(c) Nicolas Descoteaux

En un soir étoilé selon les standards parisiens, aux abords du Théâtre Paris-Villette, me voilà bloquée par un cordon de police. A quelques mètres de là se tient le Forum de Paris sur la Paix, et, pour passer, il faut montrer aile blanche. Heureux hasard, je me rends justement à la première de Pacific Palisades, dont le titre n’aurait pu être plus opportun. Étrange impression que de parcourir les derniers mètres jusqu’à la salle surveillée par des agents en uniforme. A quel moment précis s’est opérée l’entrée dans la fiction ? Je ne saurais le dire, et voilà qui aurait sûrement réjoui la compagnie québécoise Les songes turbulents, qui nous livre dans leur dernière création un documentaire surréaliste ou une fiction déjantée documentaire – allez savoir.

Le fait divers fait fiction, la fiction fait divers

Nous suivons Guillaume-Evelyne de plus en plus loin au-delà de la frontière entre réalité et fiction.
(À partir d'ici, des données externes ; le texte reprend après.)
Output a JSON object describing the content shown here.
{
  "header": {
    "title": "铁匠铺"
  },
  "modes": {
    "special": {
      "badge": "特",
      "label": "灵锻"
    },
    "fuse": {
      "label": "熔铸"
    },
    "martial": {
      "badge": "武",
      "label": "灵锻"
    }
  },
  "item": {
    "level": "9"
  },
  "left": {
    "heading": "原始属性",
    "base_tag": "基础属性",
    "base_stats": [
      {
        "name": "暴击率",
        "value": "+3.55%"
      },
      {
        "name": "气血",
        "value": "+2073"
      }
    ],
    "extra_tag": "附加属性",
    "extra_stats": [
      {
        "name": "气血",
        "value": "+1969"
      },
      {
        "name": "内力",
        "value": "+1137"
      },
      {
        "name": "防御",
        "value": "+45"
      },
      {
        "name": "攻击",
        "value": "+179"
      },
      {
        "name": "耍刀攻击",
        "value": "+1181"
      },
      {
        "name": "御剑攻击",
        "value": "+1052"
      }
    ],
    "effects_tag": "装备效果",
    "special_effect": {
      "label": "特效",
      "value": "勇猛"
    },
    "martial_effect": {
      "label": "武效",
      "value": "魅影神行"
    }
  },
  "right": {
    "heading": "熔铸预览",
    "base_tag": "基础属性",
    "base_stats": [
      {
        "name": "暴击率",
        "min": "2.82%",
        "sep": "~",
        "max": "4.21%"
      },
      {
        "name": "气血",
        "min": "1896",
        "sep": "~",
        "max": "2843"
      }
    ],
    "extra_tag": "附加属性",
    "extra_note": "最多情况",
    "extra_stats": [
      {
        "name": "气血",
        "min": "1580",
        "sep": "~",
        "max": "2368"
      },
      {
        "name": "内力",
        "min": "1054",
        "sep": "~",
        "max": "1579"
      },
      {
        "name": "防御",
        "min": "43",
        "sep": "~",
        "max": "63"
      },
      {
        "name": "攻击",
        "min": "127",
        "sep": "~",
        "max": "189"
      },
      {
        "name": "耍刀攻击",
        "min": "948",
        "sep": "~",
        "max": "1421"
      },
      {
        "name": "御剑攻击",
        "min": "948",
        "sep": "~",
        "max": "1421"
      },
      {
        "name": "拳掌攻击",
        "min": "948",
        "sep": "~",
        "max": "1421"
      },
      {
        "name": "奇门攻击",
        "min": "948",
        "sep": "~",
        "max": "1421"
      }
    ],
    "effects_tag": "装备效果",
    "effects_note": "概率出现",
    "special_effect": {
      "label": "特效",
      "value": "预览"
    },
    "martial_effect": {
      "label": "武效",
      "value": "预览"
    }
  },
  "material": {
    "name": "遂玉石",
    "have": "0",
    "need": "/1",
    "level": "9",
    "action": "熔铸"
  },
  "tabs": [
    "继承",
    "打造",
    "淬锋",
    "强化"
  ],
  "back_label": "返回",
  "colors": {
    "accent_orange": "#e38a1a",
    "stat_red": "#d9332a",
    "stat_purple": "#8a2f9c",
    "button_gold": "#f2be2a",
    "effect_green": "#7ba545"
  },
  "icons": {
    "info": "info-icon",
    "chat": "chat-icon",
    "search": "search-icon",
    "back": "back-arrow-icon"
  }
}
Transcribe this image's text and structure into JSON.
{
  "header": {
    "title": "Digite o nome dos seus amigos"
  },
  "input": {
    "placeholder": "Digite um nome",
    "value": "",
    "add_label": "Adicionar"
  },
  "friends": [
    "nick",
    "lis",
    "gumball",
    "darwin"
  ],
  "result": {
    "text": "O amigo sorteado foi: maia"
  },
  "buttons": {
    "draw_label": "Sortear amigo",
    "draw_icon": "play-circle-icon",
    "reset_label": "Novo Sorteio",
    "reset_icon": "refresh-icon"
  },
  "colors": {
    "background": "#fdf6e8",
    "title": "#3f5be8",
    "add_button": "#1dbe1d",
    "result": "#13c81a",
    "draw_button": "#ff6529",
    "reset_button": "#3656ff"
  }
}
Une scène bleue. Très bleue. Le Pacifique ? Nous sommes pourtant encore à Montréal. L’actrice Evelyne de la Chenelière nous explique qu’elle est Guillaume Corbeil, l’auteur de la pièce, nous faisant visiter à coups de photos son appartement. On nous annonce qu’après une rupture difficile, elle, ou plutôt il, est sur le point d’entamer un voyage vers Los Angeles pour enquêter sur l’obsession de son transfert : Jeffrey Alan Lash, un homme retrouvé mort dans le coffre de sa voiture et qui prétendait être mi-homme mi-extraterrestre et travailler pour les services secrets américains. Officiellement, l’homme n’a aucun emploi. Un doux dingue, ou un rêveur ? Oui, mais voilà – dans sa maison, la police a retrouvé 1200 armes à feu d’un valeur de 3 millions de dollars, 6 tonnes de munitions, 14 voitures militaires, dont l’une permet de traverser le désert et une autre d’aller sous l’eau, ainsi que 230,000 dollars en cash. Près des lettres géantes de Hollywood, un fait divers est sur le point d’enflammer tous les fantasmes tandis que, sur un mode documentaire fait de photos, vidéos, enregistrements sons et récit à la première personne, nous suivons Guillaume-Evelyne de plus en plus loin au-delà de la frontière entre réalité et fiction.

On a soif d’idéal…

Tous nous racontent la même histoire, le même besoin d’une vie trépidante, la même fuite d’un quotidien banal et suffocant.

Ce brouillage n’est pas qu’un choix esthétique, ou l’opportunité pour un auteur de mieux captiver son audience. Il est surtout l’occasion d’une réflexion sur l’importance de la fiction dans notre quotidien. A Los Angeles, les seules étoiles que l’on peut apercevoir sont celles d’Hollywood Boulevard, et ce sont elles qui font rêver, jusqu’à l’autre côté du Pacifique. Le parcours de Jeffrey Alan Lash se croise et se mêle à bien d’autres qui tous nous racontent la même histoire, le même besoin d’une vie trépidante, la même fuite d’un quotidien banal et suffocant. Cette « soif d’idéal », présente en chacunE de nous, est poussée à son paroxysme à travers le personnage-personne de Daniel Fleetwood, un jeune homme en phase terminale qui sait qu’il ne vivra pas jusqu’à la sortie de Star Wars VII et qui dédie ses derniers jours à tenter de voir une projection anticipée. Voir les étoiles et mourir… Vivre, en attendant, lutter pour sa survie en se donnant une raison, et puisque la vie quotidienne ne suffit pas, s’en inventer une autre, digne de nos combats quotidiens.

(c) Nicolas Descoteaux

Entre les vidéos de David B. Ricard, la musique de Julien Eclancher, les tons bleus de Nicolas Descôteaux et Romain Fabre et la mise en scène mi-documentaire mi-onirique de Florent Siaud, incarnée et réincarnée par Evelyne de la Chenelière qui virevolte seule en scène d’un personnage à un autre, dansant, fumant, faisant l’amour dans un cadre de film hollywoodien, vous vous envolerez pour 1h15 dans cet au-delà de la réalité qui est parfois plus vrai que la réalité elle-même. Êtes-vous prêtE pour ce que vous risquez d’y trouver ?

  • Pacific Palisades, de Guillaume Corbeil, mise en scène Florent Siaud, au Théâtre Paris-Villette (Paris) jusqu’au 4 décembre, et à l’espace Jean Legendre (Compiègne) jusqu’au 7 décembre.